Ya estamos a principios de diciembre, casi dos meses han pasado desde que llegamos a Rusia, y aunque al principio todo fue un poco abrumador, he logrado adaptarme lo mejor que pude. Mis días transcurren entre la universidad, las clases de idioma y los entrenamientos, y aunque aún no hablo ruso con fluidez, ya puedo defenderme con lo básico. Curiosamente, he avanzado bastante en italiano. No sé por qué, pero ese idioma me resulta más fácil de entender. Quizás sea porque muy dentro de mí, reconozco la natividad del idioma y por ello me sale la fluidez. A la vez me recuerda a algo, a alguien... pero no quiero profundizar mucho en esos pensamientos. Prefiero enfocarme en lo que tengo delante.

Mis entrenamientos de kickboxing han sido intensos, mucho más de lo que imaginé. Los entrenadores aquí no son cualquier cosa; cada sesión es un desafío tanto físico como mental. Al principio, pensé que no aguantaría el ritmo, pero poco a poco me fui acostumbrando. Mis músculos dolían, mi cuerpo gritaba por descanso, pero nunca me rendí. Al contrario, era como si cada golpe que daba, cada gota de sudor que caía, me ayudara a liberar el dolor y la rabia que llevo dentro desde hace tanto tiempo.
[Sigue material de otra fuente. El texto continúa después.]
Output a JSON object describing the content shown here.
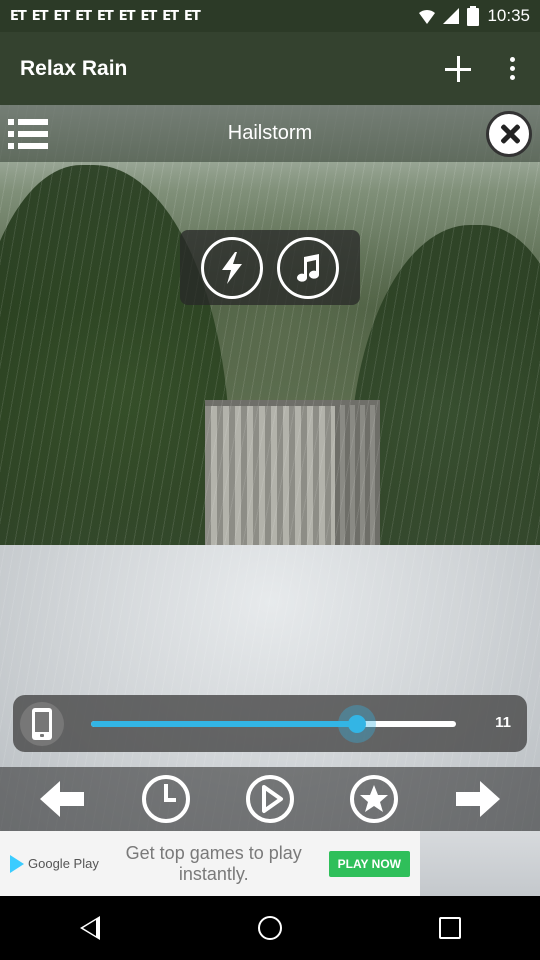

Aunque, tengo que admitir que me pasé de la raya. Hace unos días, entrené seis horas seguidas sin detenerme. Quería sentir que controlaba mi cuerpo, que dominaba algo en mi vida, aunque solo fueran mis puños conectando con el saco. Pero olvidé un detalle esencial: no me alimenté bien, y eso me pasó factura. Me desmayé justo al final del entrenamiento. Cuando desperté, estaba en una cama de hospital, con los monitores pitando suavemente a mi alrededor. Bastian estaba a mi lado, preocupado, aunque intentaba disimularlo con su típica mirada de dureza.

Fue ahí cuando conocí el hospital de la familia Volkov, un lugar imponente, casi tan intimidante como los propios Volkov. Me dijeron que todo estaba bien, que solo había sido un desmayo por agotamiento y falta de nutrientes, pero me sentí un poco avergonzada. No quería parecer débil, y mucho menos en este lugar donde la fortaleza lo es todo. Me prometí a mí misma no volver a cometer el mismo error. No puedo darme el lujo de perder el control, no ahora.

Cuando llegamos a casa, Bastian no perdió ni un segundo antes de empezar con su sermón. Sabía que lo tenía merecido, pero aun así, no estaba preparada para la intensidad con la que me miraba. Apenas cerró la puerta de nuestra habitación, se giró hacia mí, cruzando los brazos con una expresión severa que me hizo retroceder un paso.

-¿En qué demonios estabas pensando? -su voz era firme, pero no alzó el tono. Lo cual, en cierto modo, lo hacía aún más intimidante- Seis horas sin comer ni parar. Amaranta, ¿Quieres acabar en una tumba? Porque a este ritmo, eso es lo que va a pasar-

Suspiré, sintiendo la culpa pesándome en los hombros. No podía mirarlo a los ojos, así que enfoqué mi atención en el suelo.

-No fue mi intención, simplemente... -intenté excusarme, pero Bastian no me dejó terminar-

-No hay excusas -interrumpió, dando un paso más hacia mí- Sé que quieres ser fuerte, que estás tratando de lidiar con todo a tu manera, pero esto no es el camino. No quiero que te destruyas-

Por fin levanté la mirada, encontrando la suya cargada de preocupación. Era raro verlo así, porque Bastian siempre intentaba ocultar lo que sentía, pero en ese momento su fachada de frialdad se había caído. No podía seguir evitando la conversación, ni mis propios errores.

-Lo siento -susurré- Solo... a veces siento que es lo único que puedo controlar-

Sus ojos se suavizaron un poco, aunque su expresión seguía siendo seria. Dio un paso más hacia mí y me tomó de la barbilla, levantando mi rostro para que no pudiera apartar la mirada.